Obesity Can Be Good if You Are a Heart Patient
Obesity is bad but it might extend your life if you are at a high risk of heart failure.
The good part about having a large waist size is that it may lower your chances of adverse outcomes after a heart surgery.
Okay, so maybe it was your waist size (along with genetic factors) that put you on the operating table in the first place, but once there it is the same body fat that'll keep you alive.
Researchers call this as the "obesity paradox" where being obese puts a person on higher risk of heart diseases but over time offers protective benefits.
"We knew that obesity might provide a protective benefit for heart failure patients, but we didn't know whether this obesity paradox applied specifically to women with heart failure, as well as men — and it does," said Dr.
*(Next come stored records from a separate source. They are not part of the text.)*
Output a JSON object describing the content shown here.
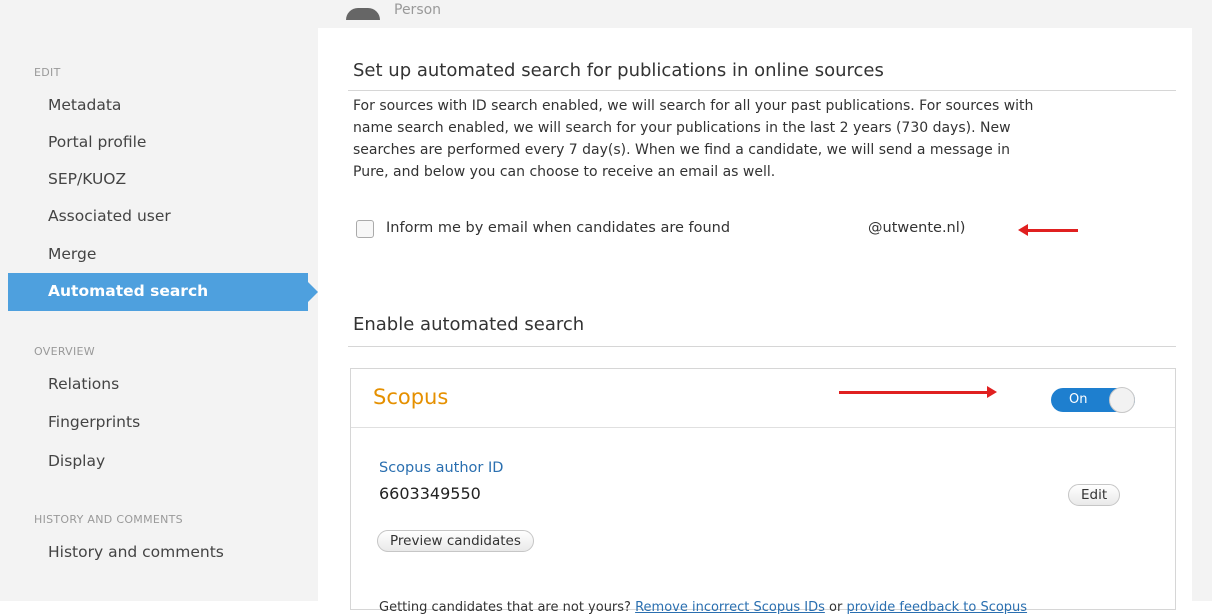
{
  "header": {
    "person_label": "Person"
  },
  "sidebar": {
    "edit_section": "EDIT",
    "edit_items": [
      "Metadata",
      "Portal profile",
      "SEP/KUOZ",
      "Associated user",
      "Merge"
    ],
    "active_item": "Automated search",
    "overview_section": "OVERVIEW",
    "overview_items": [
      "Relations",
      "Fingerprints",
      "Display"
    ],
    "history_section": "HISTORY AND COMMENTS",
    "history_items": [
      "History and comments"
    ]
  },
  "main": {
    "setup_title": "Set up automated search for publications in online sources",
    "setup_text_lines": [
      "For sources with ID search enabled, we will search for all your past publications. For sources with",
      "name search enabled, we will search for your publications in the last 2 years (730 days). New",
      "searches are performed every 7 day(s). When we find a candidate, we will send a message in",
      "Pure, and below you can choose to receive an email as well."
    ],
    "email_checkbox_label": "Inform me by email when candidates are found",
    "email_checkbox_checked": false,
    "email_suffix": "@utwente.nl)",
    "enable_title": "Enable automated search",
    "scopus": {
      "title": "Scopus",
      "toggle_label": "On",
      "author_id_label": "Scopus author ID",
      "author_id": "6603349550",
      "edit_button": "Edit",
      "preview_button": "Preview candidates",
      "note_prefix": "Getting candidates that are not yours?",
      "remove_link": "Remove incorrect Scopus IDs",
      "note_or": "or",
      "feedback_link": "provide feedback to Scopus"
    }
  },
  "colors": {
    "accent": "#4ea0de",
    "scopus_orange": "#e59000",
    "toggle_blue": "#1e7fcf",
    "annotation_arrow": "#e02020",
    "link": "#2a6fb0"
  }
}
Tamara Horwich, assistant professor of cardiology at the David Geffen School of Medicine at UCLA and senior author of the study.
Previous research has shown that people with high Body Mass Index (BMI) have a higher chance of surviving after treatment for a heart disease.
The present study found that in a group of nearly 3,000 people with advanced heart failure, men with higher BMI and larger waist size were less likely to have a heart transplant or a ventricular assist device placement than men with normal waist size and BMI. Women, too, had a significantly lowered risk of suffering from adverse health outcomes if their waist was larger.
The study was conducted over a period of two years, where researchers found that heart failure patients who were overweight or obese had a statically higher chance of surviving than people with normal weight. This applied to both men and women.
"The study provides us with more insight about how both genders of heart failure patients may be impacted by the obesity paradox. Heart failure may prove to be one of the few health conditions where extra weight may prove to be protective," said Horwich,
"The study also demonstrates how BMI and waist circumference can be used together to provide a more accurate measure of fat in the body to help determine obesity and assess risk," said Adrienne L. Clark, a resident in the department of medicine at the Geffen School of Medicine and lead author of the study.
The study is published in The American Journal of Cardiology.